Evenings With Bede is a homily podcast. The episodes are taken from the Sunday solemn Plainsong Evensong services of Saint Paul’s, New Smyrna Beach, Fla., where I am Rector.
SEASON TWO is devoted to understanding the Song of Songs with the Venerable S. Bede as teacher, and yours truly as interpreter. We will go verse by verse through the entirety of the Song of Songs.
The format is a short passage from the Song of Songs, then comes commentary from the Bede, and finally an interpretive homily by yours truly expounding upon both. The audio for all three is found above. The text of the two passages is found below.
A Lesson from the Song of Songs, 1.5
I am black but beautiful, O daughters of Jerusalem. Like the tents of Kedar, like the curtains of Solomon. Do not think to consider me, for I am swarthy because the sun has discolored me. My mother’s children have fought against me and made me keeper of the vineyards; my own vineyard I have not kept. Show me, You Whom my soul loves, where You pasture Your flock, where You lie down at midday; lest I begin to wander after the flocks of Your companions.

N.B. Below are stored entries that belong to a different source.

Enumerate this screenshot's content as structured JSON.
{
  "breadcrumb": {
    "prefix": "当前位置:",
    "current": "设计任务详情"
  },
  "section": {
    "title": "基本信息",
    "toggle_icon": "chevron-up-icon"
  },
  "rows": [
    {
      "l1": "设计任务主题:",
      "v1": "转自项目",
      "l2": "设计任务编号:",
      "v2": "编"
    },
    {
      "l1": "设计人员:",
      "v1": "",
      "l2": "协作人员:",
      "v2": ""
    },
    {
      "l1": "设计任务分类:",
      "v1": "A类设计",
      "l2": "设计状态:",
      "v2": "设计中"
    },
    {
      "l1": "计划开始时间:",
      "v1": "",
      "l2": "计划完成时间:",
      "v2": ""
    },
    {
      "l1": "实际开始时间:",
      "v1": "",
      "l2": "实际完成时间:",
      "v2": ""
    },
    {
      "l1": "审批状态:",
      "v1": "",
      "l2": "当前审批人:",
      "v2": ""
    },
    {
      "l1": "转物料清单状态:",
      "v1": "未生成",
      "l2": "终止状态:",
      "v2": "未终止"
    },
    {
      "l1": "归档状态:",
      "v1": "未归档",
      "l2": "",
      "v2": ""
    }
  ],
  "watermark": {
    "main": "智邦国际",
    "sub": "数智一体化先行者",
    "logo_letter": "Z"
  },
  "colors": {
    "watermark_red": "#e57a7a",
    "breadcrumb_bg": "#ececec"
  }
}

A Lesson from a Treatise by the Venerable S. Bede
After saying, “Show me, You Whom my soul loves, where You pasture Your flock, where You lie down at midday,” the Bride of Christ, who is Holy Church, then adds, “Lest I begin to wander after the flocks of Your companions,” as if she were to say openly, “Since persecution brings me a multitude of adversaries after the fashion of the noonday heat, I beseech You to declare to me, O my Redeemer and Protector, where I might find those who have been refreshed with the grace of Your presence, or which ones among all the dogmas are in harmony with the truth of Your gospel, so that I might not run into the assemblies of those who have been long separated from You and have chanced to stray from Your protection, where I would be without Your guidance and thus could by no means walk in the way of truth.” For even heretics cannot incongruously be called His “companions,” inasmuch as they carry around His Name or Creed or Sacraments. And did the Bride of Christ not do these things when the false apostles (namely, His companions) came from Antioch and proclaimed, “Unless you are circumcised according to the law of Moses, you cannot be saved” (Acts 15.1)? For after she had been wearied by no little heat of dissension and questioning she at last sent Paul and Barnabas to the apostles and elders in Jerusalem to discern with greater certainty what the truth of the Gospel might be, and when the debate was concluded it was determined that the Lord Christ was the Shepherd Who dwelt among those being instructed by James, Cephas (that is, Peter), John, and the other apostles, and that His Church should be kept in His sheepfold, free from the flocks of the companions (that is, the crowds of heretics). And has the Bride of Christ not also done these things often in subsequent times? For when her mother’s children fought against her (that is, when heresies grew up to oppose her from within), she was soon diligently gathering councils of the Fathers together in order to inquire what the truth of the faith might be.